Medical students in the WSU Elson S. Floyd College of Medicine are celebrating World Mental Health Day this October 10 by participating in a workshop on mental health literacy sponsored by Department of Community and Behavioral Health Professor Jae Kennedy, PhD.
Kennedy serves on the board of directors for Dragonfly Mental Health, an international nongovernmental organization that conducts independent research on mental health among academics and evaluates evidence-based interventions to reduce stigma and institutional barriers to care. The organization provides personalized consulting, training, workshops, and anti-stigma campaigns for departments, institutions, and associations.
Last year on World Mental Health Day, Dragonfly delivered dozens of free workshops in 27 cities across 25 countries, and plans to expand their efforts this year with the addition of a workshop at WSU in Spokane.

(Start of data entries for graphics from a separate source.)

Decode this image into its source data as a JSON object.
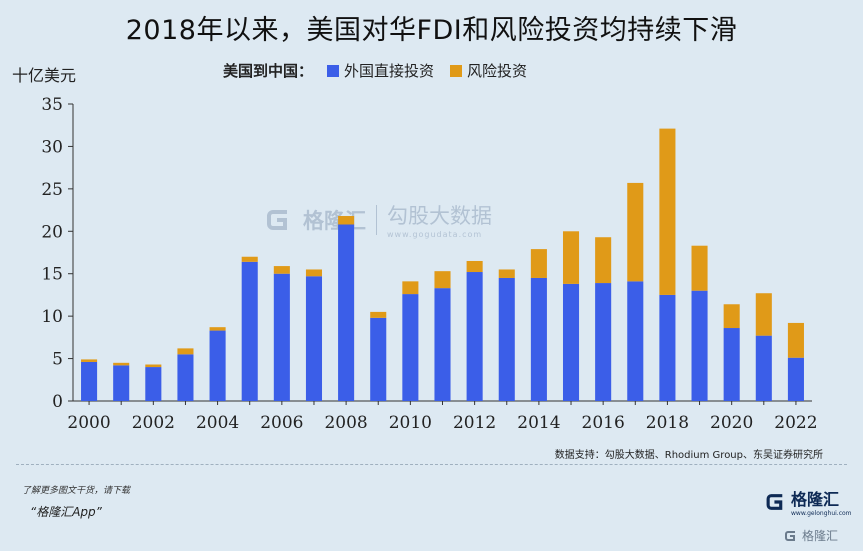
{
  "title": "2018年以来，美国对华FDI和风险投资均持续下滑",
  "unit_label": "十亿美元",
  "legend": {
    "title": "美国到中国：",
    "items": [
      {
        "label": "外国直接投资",
        "color": "#3b5ee8"
      },
      {
        "label": "风险投资",
        "color": "#e09a18"
      }
    ]
  },
  "source": "数据支持：勾股大数据、Rhodium Group、东吴证券研究所",
  "watermark": {
    "name": "格隆汇",
    "slogan": "勾股大数据",
    "url": "www.gogudata.com"
  },
  "footer": {
    "note": "了解更多图文干货，请下载",
    "app": "“格隆汇App”",
    "logo_name": "格隆汇",
    "logo_url": "www.gelonghui.com",
    "badge": "格隆汇"
  },
  "chart_data": {
    "type": "bar",
    "stacked": true,
    "categories": [
      "2000",
      "2001",
      "2002",
      "2003",
      "2004",
      "2005",
      "2006",
      "2007",
      "2008",
      "2009",
      "2010",
      "2011",
      "2012",
      "2013",
      "2014",
      "2015",
      "2016",
      "2017",
      "2018",
      "2019",
      "2020",
      "2021",
      "2022"
    ],
    "x_tick_labels": [
      "2000",
      "2002",
      "2004",
      "2006",
      "2008",
      "2010",
      "2012",
      "2014",
      "2016",
      "2018",
      "2020",
      "2022"
    ],
    "series": [
      {
        "name": "外国直接投资",
        "color": "#3b5ee8",
        "values": [
          4.6,
          4.2,
          4.0,
          5.5,
          8.3,
          16.4,
          15.0,
          14.7,
          20.8,
          9.8,
          12.6,
          13.3,
          15.2,
          14.5,
          14.5,
          13.8,
          13.9,
          14.1,
          12.5,
          13.0,
          8.6,
          7.7,
          5.1
        ]
      },
      {
        "name": "风险投资",
        "color": "#e09a18",
        "values": [
          0.3,
          0.3,
          0.3,
          0.7,
          0.4,
          0.6,
          0.9,
          0.8,
          1.0,
          0.7,
          1.5,
          2.0,
          1.3,
          1.0,
          3.4,
          6.2,
          5.4,
          11.6,
          19.6,
          5.3,
          2.8,
          5.0,
          4.1
        ]
      }
    ],
    "ylim": [
      0,
      35
    ],
    "yticks": [
      0,
      5,
      10,
      15,
      20,
      25,
      30,
      35
    ],
    "grid": false,
    "legend_position": "top"
  }
}
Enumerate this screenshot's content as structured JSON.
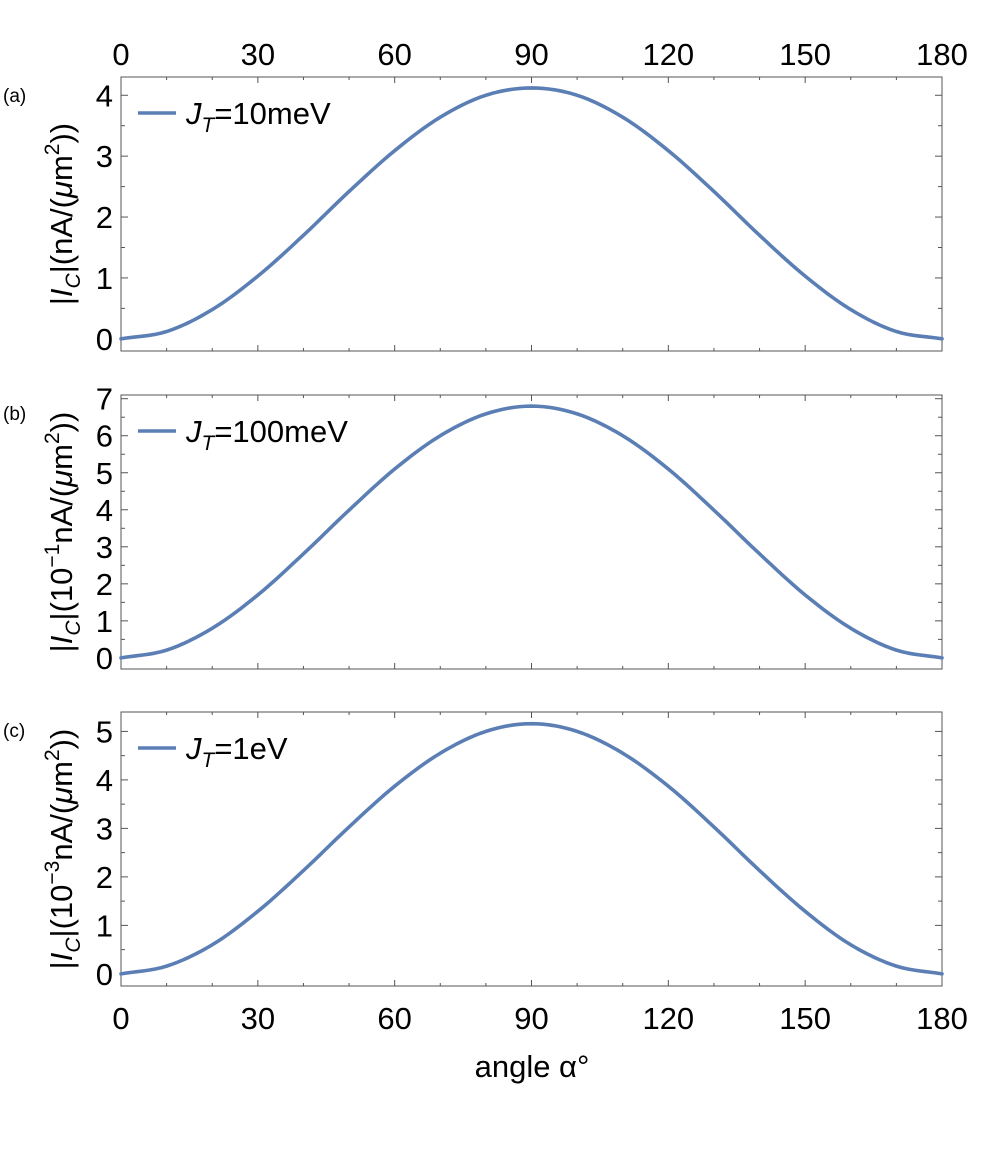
{
  "colors": {
    "series": "#5b7fb5",
    "frame": "#555555"
  },
  "figure": {
    "top_tick_labels": [
      "0",
      "30",
      "60",
      "90",
      "120",
      "150",
      "180"
    ],
    "xlabel": "angle α°"
  },
  "chart_data": [
    {
      "type": "line",
      "panel": "(a)",
      "ylabel": "|I_C|(nA/(μm²))",
      "ylabel_parts": {
        "italic": "I",
        "sub": "C",
        "pre": "|",
        "mid": "|(",
        "exp": "",
        "tail_a": "nA/(",
        "mu": "μ",
        "tail_b": "m",
        "sup": "2",
        "end": "))"
      },
      "xlim": [
        0,
        180
      ],
      "ylim": [
        -0.2,
        4.3
      ],
      "x_ticks": [
        0,
        30,
        60,
        90,
        120,
        150,
        180
      ],
      "y_ticks": [
        0,
        1,
        2,
        3,
        4
      ],
      "legend": {
        "J": "J",
        "sub": "T",
        "rest": "=10meV"
      },
      "series": [
        {
          "name": "J_T=10meV",
          "x": [
            0,
            10,
            20,
            30,
            40,
            50,
            60,
            70,
            80,
            90,
            100,
            110,
            120,
            130,
            140,
            150,
            160,
            170,
            180
          ],
          "y": [
            0.0,
            0.12,
            0.48,
            1.03,
            1.7,
            2.42,
            3.09,
            3.64,
            4.0,
            4.12,
            4.0,
            3.64,
            3.09,
            2.42,
            1.7,
            1.03,
            0.48,
            0.12,
            0.0
          ]
        }
      ]
    },
    {
      "type": "line",
      "panel": "(b)",
      "ylabel": "|I_C|(10^-1 nA/(μm²))",
      "ylabel_parts": {
        "italic": "I",
        "sub": "C",
        "pre": "|",
        "mid": "|(10",
        "exp": "−1",
        "tail_a": "nA/(",
        "mu": "μ",
        "tail_b": "m",
        "sup": "2",
        "end": "))"
      },
      "xlim": [
        0,
        180
      ],
      "ylim": [
        -0.3,
        7.1
      ],
      "x_ticks": [
        0,
        30,
        60,
        90,
        120,
        150,
        180
      ],
      "y_ticks": [
        0,
        1,
        2,
        3,
        4,
        5,
        6,
        7
      ],
      "legend": {
        "J": "J",
        "sub": "T",
        "rest": "=100meV"
      },
      "series": [
        {
          "name": "J_T=100meV",
          "x": [
            0,
            10,
            20,
            30,
            40,
            50,
            60,
            70,
            80,
            90,
            100,
            110,
            120,
            130,
            140,
            150,
            160,
            170,
            180
          ],
          "y": [
            0.0,
            0.21,
            0.8,
            1.7,
            2.81,
            3.99,
            5.1,
            6.0,
            6.59,
            6.8,
            6.59,
            6.0,
            5.1,
            3.99,
            2.81,
            1.7,
            0.8,
            0.21,
            0.0
          ]
        }
      ]
    },
    {
      "type": "line",
      "panel": "(c)",
      "ylabel": "|I_C|(10^-3 nA/(μm²))",
      "ylabel_parts": {
        "italic": "I",
        "sub": "C",
        "pre": "|",
        "mid": "|(10",
        "exp": "−3",
        "tail_a": "nA/(",
        "mu": "μ",
        "tail_b": "m",
        "sup": "2",
        "end": "))"
      },
      "xlim": [
        0,
        180
      ],
      "ylim": [
        -0.25,
        5.4
      ],
      "x_ticks": [
        0,
        30,
        60,
        90,
        120,
        150,
        180
      ],
      "y_ticks": [
        0,
        1,
        2,
        3,
        4,
        5
      ],
      "legend": {
        "J": "J",
        "sub": "T",
        "rest": "=1eV"
      },
      "series": [
        {
          "name": "J_T=1eV",
          "x": [
            0,
            10,
            20,
            30,
            40,
            50,
            60,
            70,
            80,
            90,
            100,
            110,
            120,
            130,
            140,
            150,
            160,
            170,
            180
          ],
          "y": [
            0.0,
            0.16,
            0.6,
            1.29,
            2.13,
            3.03,
            3.87,
            4.55,
            5.0,
            5.16,
            5.0,
            4.55,
            3.87,
            3.03,
            2.13,
            1.29,
            0.6,
            0.16,
            0.0
          ]
        }
      ]
    }
  ]
}
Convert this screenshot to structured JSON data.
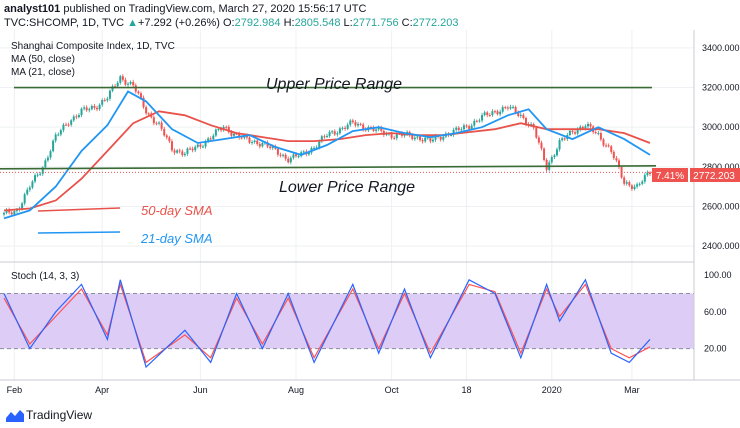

The workshop will be led by Terra (Cody) Weston, MD, PhD, a clinical assistant professor of psychiatry at the University of Michigan and congressional fellow for the American Academy of Child and Adolescent Psychiatry.
“There is a growing mental illness epidemic in higher education, where graduate students have eight times higher rates of severe depression and anxiety, far too often resulting in suicide,” said Dragonfly CEO and founder Wendy Ingram, PhD. “Our mission is to change the world as we know it, by supporting and sustaining incredible minds and talent ready to make the world a better place. The Elson S. Floyd College of Medicine is the first medical school we’ve worked with, but it won’t be the last. We’ve got to support the mental health of physicians and confront the pervasive stigma of mental health in American medicine.”